麦瓷矿业的事就像一颗投入庄小鱼历史长河之中的一颗小石子,没激起多大的浪花就消失得无影无踪,庄小鱼的日常工作又转回到官印石的开发当中,这天刚上班,就叫上钱大富去官印石那里看看。
“老板,入秋了,大清早,呆在办公室里多好,省得出去吹风”,钱大富跟着庄小鱼走车旁边时,看着已快落光的树叶,紧了紧衣领,一到秋季,这错楞县的风吹在脸上就跟刀子刮脸一样。

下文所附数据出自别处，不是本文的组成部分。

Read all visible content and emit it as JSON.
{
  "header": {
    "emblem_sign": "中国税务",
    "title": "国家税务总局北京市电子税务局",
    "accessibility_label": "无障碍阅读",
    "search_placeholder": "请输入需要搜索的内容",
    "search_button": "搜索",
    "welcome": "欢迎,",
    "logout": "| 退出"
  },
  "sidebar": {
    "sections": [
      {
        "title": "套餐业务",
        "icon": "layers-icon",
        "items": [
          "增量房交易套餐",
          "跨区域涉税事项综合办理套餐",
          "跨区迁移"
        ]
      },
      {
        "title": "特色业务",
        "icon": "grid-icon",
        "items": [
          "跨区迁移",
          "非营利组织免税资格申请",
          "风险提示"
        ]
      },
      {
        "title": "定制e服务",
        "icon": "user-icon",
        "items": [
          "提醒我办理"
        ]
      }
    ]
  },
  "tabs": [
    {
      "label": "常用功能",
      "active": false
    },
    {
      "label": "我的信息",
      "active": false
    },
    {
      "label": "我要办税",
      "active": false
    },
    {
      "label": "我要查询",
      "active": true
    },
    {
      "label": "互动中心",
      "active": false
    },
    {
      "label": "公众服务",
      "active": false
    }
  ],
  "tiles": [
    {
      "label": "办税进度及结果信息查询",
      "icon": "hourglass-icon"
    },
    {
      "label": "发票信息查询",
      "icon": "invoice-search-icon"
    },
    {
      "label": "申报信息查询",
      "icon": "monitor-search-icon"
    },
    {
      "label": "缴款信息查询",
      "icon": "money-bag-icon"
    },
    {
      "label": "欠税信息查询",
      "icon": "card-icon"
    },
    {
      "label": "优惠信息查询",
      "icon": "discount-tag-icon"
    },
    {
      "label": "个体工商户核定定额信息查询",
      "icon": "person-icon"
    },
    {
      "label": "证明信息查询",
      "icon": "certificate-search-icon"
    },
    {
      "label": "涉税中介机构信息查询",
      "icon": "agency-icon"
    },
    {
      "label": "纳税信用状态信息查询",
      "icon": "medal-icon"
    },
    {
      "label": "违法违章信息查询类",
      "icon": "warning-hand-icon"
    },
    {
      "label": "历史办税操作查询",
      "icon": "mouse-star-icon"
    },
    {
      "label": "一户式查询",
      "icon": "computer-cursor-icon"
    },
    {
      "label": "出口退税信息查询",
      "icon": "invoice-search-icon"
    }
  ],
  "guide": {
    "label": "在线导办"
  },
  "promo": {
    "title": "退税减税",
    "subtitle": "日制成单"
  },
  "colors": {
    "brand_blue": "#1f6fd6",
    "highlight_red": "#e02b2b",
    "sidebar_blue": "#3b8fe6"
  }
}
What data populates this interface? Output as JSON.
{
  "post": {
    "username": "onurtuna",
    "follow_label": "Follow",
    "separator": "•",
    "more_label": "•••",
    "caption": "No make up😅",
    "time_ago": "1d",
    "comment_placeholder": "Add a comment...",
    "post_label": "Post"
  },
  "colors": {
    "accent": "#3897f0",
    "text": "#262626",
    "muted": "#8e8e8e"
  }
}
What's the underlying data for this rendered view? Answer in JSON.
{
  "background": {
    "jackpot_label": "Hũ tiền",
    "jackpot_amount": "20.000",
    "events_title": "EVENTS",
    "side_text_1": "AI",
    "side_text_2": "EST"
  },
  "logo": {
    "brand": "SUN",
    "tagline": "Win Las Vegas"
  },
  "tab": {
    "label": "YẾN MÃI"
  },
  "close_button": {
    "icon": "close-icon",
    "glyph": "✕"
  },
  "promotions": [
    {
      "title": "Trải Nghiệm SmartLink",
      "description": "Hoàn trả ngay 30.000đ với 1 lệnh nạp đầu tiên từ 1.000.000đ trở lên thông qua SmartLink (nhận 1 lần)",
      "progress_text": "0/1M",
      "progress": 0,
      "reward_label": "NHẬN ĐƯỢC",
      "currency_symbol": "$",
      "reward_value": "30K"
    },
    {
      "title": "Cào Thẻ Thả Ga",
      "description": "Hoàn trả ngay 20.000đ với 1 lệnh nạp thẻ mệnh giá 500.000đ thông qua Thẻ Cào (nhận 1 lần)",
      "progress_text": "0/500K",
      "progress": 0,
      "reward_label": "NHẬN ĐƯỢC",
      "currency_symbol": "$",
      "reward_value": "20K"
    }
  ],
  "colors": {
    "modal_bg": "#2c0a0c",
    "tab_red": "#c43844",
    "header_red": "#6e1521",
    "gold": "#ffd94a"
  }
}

庄小鱼笑骂道:“你别扮冷了,一身肥肉,还穿着皮衣,开着车,吹什么风啊!”
钱大富满脸笑容地道:“老板,官印石那里可没啥挡风的东西,站在那里吹风还是挺爽的,不过,老板,你昨天才去看,没必要天天去看啊,不就是一块石头吗,又不是美女,值得天天捧场吗?”
庄小鱼说道:“你懂什么啊,昨天石玉说,今天顺利的话,官印石就可以完工了”。
钱大富搓搓手板,往手心哈了一口气,说道:“不是吧,今天完工吗?这官印石头都雕了快八个月了,真的完工了吗,那真是太好了!”
庄小鱼看着车外的景色,想想,来错楞县快一年了,一年的挂职期也快满了,虽然没做些惊天动地的大事,但平息错楞县*、官印石开发、麦瓷矿业案件,总算也为这里做了一些实事、好事吧,不知道自己离别这块土地时,这里的人民会不会送把万民伞给自己呢。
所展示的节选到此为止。